Though I’d been in the middle of the field I found myself standing beside the sturdy perimeter fence, ready to vault it. But the cow had not followed, and I gazed at her without comprehension until she turned to rejoin her calf, who was standing contendly with the rest of the herd. My heart ran itself out in my chest, as dumb, adrenalized anticipation faded into a permeating dullness, a torpor that took hold of my soul. Dew dried from grass stained knees in the rising heat, and the sun had burned off the mist above the swamp on the far side of Highway 51. The hogs at the end of the pasture and the sows and boar up in their hoop all still needed feeding. My house, a thumbprint of white, lay far below in the barnyard. In it my wife drank coffee while my daughter ate her eggs and my son screamed about how he wouldn’t. The whole thing was achingly perfect, and I knew then that I could never deserve it.

4 COMMENTS

  1. Garth, another wonderful essay. I enjoy reading the monthly “installments” and this one, being a bit longer, was extremely pleasurable. Just one quick question: plagued as I am by have to check spell check when it tries to change that which I want to say into that which it wants to correct, I’m wondering if it did the same in the last sentence of the penultimate paragraph, changing blending into bleeding; or was bleeding your intended description?
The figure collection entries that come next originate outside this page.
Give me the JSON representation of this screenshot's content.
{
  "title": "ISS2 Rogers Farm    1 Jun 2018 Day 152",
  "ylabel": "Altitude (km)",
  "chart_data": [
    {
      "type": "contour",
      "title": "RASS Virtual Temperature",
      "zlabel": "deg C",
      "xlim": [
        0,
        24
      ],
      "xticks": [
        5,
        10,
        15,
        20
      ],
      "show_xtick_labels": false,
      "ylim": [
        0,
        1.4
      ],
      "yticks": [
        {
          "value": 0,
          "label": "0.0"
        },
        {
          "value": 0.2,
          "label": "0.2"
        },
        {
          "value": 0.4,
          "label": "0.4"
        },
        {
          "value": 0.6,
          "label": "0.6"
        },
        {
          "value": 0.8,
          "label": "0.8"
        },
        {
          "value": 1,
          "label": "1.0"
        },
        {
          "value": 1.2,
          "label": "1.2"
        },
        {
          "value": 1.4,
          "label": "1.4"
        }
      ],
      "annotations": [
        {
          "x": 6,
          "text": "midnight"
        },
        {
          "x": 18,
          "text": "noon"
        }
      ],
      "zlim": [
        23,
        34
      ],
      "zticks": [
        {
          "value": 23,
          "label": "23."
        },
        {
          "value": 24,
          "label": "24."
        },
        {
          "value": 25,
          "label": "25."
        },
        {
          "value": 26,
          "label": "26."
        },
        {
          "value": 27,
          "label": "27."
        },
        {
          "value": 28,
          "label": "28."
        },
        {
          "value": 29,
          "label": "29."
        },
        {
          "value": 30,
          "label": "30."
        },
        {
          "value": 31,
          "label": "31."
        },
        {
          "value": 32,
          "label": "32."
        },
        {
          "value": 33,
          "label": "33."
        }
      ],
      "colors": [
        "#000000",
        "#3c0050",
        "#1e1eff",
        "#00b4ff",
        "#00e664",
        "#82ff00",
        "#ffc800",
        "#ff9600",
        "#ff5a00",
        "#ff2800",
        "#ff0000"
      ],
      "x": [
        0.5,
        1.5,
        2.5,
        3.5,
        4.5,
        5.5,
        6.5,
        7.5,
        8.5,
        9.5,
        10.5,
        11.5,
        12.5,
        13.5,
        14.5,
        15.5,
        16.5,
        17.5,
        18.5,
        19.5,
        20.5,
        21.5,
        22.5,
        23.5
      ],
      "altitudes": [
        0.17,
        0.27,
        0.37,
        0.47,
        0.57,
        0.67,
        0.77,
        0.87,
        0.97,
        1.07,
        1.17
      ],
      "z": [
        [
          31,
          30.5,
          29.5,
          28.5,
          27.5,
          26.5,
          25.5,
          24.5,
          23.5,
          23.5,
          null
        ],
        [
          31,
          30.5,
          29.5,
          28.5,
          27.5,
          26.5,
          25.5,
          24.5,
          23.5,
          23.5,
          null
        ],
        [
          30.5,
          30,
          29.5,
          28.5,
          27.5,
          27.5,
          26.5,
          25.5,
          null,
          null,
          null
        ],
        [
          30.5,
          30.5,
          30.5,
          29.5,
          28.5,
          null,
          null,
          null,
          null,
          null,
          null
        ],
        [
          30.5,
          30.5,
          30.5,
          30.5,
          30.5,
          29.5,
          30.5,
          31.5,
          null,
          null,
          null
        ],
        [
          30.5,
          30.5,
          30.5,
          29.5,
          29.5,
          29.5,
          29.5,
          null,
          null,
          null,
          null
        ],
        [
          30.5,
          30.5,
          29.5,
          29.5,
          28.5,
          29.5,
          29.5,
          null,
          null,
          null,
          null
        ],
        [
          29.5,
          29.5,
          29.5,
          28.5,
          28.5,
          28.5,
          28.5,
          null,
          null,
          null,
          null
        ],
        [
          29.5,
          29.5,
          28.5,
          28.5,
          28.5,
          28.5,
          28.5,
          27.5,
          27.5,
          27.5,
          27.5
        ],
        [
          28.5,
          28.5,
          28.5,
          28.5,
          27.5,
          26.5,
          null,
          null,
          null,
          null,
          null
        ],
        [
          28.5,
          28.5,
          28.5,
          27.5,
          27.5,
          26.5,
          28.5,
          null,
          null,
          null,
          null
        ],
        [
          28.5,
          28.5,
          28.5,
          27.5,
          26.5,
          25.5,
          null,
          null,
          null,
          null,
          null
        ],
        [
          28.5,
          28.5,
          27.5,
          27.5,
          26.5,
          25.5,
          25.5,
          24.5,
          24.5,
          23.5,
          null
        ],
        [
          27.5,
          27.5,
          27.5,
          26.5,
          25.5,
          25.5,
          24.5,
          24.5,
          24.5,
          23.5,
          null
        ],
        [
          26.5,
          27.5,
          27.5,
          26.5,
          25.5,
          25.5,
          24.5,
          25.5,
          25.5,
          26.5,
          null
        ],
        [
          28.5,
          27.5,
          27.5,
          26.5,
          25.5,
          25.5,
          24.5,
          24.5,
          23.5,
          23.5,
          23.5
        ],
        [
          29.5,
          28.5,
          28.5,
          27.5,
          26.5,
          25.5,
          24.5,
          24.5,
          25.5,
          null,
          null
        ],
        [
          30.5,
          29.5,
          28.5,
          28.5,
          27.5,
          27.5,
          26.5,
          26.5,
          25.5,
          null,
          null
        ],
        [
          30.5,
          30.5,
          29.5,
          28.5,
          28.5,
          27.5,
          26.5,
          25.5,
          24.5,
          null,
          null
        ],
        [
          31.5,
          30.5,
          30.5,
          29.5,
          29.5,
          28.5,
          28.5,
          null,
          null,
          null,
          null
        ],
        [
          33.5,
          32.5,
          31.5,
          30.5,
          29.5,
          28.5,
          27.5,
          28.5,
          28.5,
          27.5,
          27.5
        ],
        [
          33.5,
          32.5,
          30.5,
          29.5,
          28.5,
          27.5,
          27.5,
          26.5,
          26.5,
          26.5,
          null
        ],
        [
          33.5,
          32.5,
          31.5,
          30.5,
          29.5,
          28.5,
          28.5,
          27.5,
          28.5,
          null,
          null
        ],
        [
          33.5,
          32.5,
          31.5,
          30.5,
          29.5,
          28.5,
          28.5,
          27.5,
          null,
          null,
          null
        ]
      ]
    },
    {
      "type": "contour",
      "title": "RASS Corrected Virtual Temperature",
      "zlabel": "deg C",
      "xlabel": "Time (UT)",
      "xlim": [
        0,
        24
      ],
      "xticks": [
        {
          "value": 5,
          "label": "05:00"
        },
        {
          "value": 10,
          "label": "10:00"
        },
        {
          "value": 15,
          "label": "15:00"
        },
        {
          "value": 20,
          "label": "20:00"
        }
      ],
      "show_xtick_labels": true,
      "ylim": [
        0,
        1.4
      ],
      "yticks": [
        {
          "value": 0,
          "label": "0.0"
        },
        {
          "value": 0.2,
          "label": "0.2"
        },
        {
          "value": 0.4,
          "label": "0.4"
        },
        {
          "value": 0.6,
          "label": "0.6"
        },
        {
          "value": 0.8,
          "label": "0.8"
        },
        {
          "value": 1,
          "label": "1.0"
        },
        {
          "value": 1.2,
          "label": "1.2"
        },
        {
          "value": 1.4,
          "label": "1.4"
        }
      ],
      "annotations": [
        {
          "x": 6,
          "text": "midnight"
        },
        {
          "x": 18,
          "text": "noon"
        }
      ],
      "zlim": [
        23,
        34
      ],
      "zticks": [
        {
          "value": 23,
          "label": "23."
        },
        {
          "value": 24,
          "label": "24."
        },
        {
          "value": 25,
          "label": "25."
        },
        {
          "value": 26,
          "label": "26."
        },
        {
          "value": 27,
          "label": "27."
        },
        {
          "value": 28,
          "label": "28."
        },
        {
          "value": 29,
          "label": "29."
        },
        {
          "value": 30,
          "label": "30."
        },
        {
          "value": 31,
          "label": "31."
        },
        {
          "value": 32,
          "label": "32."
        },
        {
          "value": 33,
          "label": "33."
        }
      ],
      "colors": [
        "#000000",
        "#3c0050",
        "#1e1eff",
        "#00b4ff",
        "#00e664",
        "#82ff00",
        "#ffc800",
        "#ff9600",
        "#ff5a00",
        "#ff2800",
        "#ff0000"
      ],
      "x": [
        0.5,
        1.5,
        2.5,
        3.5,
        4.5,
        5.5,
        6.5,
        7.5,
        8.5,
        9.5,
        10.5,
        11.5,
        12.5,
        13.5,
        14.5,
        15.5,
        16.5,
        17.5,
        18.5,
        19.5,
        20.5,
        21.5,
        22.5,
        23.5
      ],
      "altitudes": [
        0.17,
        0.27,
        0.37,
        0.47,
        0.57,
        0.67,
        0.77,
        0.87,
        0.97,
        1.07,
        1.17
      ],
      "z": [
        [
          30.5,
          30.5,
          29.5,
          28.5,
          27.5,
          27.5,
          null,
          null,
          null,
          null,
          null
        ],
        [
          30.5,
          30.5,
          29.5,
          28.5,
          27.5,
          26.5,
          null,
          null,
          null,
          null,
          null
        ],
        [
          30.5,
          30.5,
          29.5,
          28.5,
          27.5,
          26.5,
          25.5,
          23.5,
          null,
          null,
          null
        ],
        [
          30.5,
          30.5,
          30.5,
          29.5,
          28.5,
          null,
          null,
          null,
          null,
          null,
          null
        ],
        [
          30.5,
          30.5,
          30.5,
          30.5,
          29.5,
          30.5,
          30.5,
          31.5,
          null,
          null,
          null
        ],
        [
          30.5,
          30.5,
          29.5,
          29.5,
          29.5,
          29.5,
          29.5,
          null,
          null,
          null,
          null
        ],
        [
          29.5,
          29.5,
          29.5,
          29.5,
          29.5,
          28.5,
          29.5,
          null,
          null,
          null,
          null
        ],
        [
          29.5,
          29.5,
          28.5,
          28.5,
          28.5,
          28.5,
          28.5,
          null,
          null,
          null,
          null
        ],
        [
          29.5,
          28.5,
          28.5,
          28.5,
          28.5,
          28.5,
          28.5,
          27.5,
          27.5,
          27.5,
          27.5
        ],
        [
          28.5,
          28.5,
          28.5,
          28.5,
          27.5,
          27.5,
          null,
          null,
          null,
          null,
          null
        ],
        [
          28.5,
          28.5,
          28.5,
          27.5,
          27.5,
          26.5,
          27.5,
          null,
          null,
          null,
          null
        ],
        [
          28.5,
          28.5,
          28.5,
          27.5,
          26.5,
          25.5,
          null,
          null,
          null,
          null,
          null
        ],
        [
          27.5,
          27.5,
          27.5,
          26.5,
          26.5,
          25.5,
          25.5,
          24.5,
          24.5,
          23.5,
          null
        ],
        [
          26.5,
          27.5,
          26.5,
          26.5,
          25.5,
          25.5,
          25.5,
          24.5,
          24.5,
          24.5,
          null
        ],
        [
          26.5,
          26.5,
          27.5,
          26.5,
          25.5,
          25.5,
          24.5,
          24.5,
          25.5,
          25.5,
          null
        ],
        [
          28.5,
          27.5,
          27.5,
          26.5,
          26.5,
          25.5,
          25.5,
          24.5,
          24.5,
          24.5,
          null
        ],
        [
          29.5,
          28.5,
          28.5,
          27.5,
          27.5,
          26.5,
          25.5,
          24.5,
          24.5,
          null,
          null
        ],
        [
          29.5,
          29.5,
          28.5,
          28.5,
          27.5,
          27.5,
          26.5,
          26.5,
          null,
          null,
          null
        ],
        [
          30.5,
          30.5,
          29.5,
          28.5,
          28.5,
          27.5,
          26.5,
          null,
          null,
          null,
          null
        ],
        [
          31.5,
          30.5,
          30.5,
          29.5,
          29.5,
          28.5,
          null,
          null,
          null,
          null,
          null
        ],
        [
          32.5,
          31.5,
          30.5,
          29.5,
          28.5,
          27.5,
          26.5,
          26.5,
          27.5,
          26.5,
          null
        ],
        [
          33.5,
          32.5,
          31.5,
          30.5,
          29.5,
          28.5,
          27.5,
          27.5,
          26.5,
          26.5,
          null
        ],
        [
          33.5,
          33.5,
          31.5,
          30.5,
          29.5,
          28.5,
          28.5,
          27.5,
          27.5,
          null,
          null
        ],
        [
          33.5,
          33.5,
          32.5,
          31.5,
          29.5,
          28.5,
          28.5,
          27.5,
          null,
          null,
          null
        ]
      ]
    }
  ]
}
  2. I enjoyed this essay and its celebration of the risks inherent to farming life. The hope you expressed in your bio to “balance the demands of an agricultural ecosystem with those of the market” reminded me a line W. Berry expressed in a long poem called “The Farm” (1991) in which he describes a “…vision, seen as on a Sabbath walk: The possibility of human life whose terms are heaven’s and earth’s.” Let it be so.
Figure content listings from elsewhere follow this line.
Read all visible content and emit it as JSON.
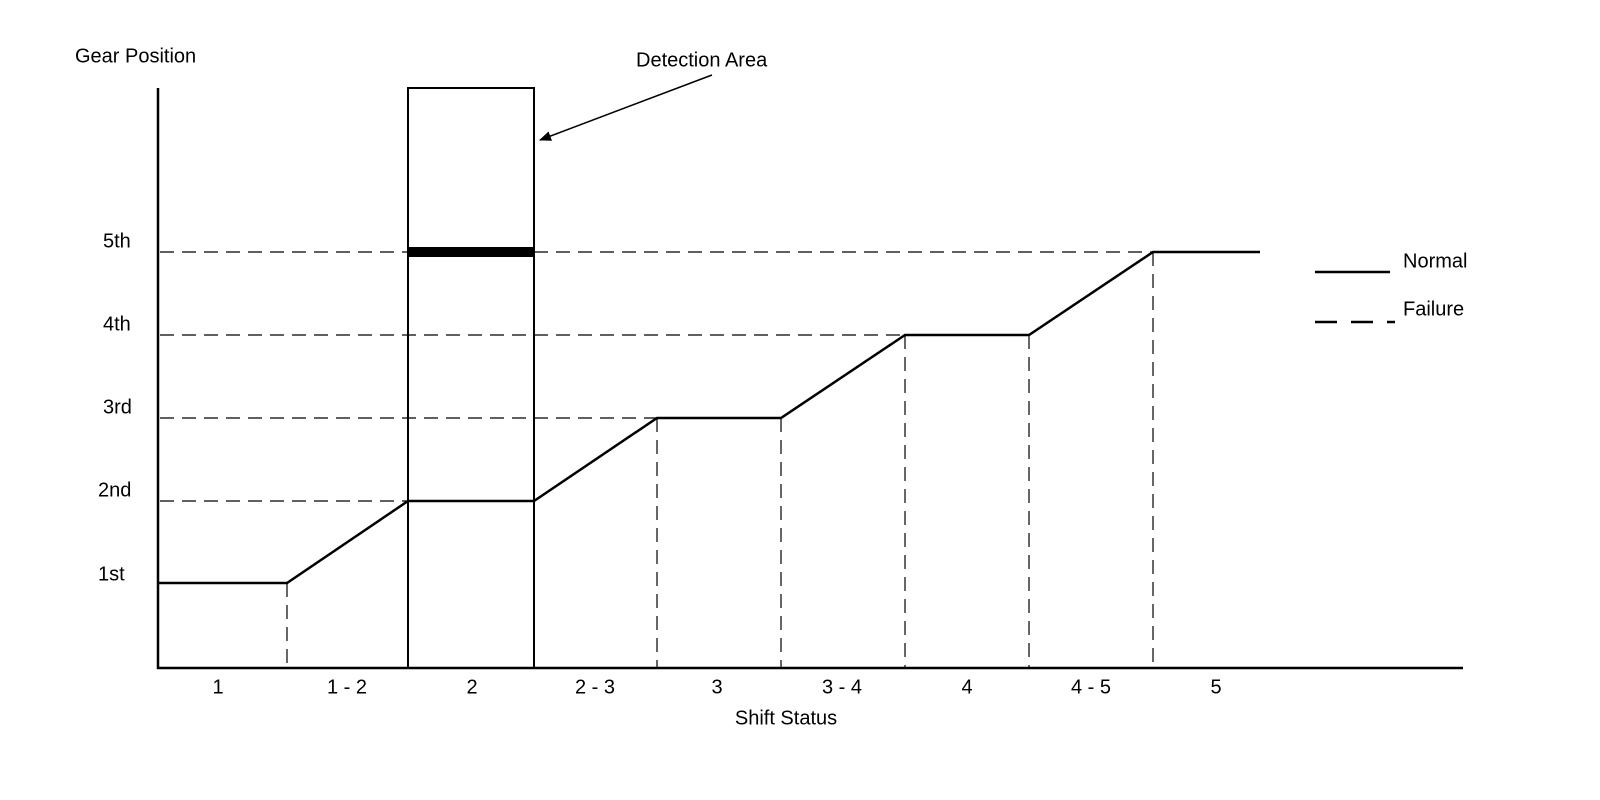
{
  "diagram": {
    "y_axis_label": "Gear Position",
    "x_axis_label": "Shift Status",
    "annotation": "Detection Area",
    "gears": [
      "1st",
      "2nd",
      "3rd",
      "4th",
      "5th"
    ],
    "shift_status": [
      "1",
      "1 - 2",
      "2",
      "2 - 3",
      "3",
      "3 - 4",
      "4",
      "4 - 5",
      "5"
    ],
    "legend": [
      "Normal",
      "Failure"
    ]
  }
}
    • Thanks, Mark. Five or six years ago I went to a presentation about soil health and biodiversity by the late Jerry Brunetti up in Little Falls. The next day, as looked across my farm, I had an idea of what it might one day be, with healthy soils, newly planted trees growing on every fence line, woods and pasture blending porously into each other, and ongoing experiments with some perennial plants that are overlooked, despite having real potential for a productive farm, like bamboo and Jerusalem artichokes. It’s an endless process to build anything like that, and there is often a financial disincentive to put resources into such long term projects. This is why I love orchards, vineyards, coppices and hedges. They are work done with a generational dividend in mind.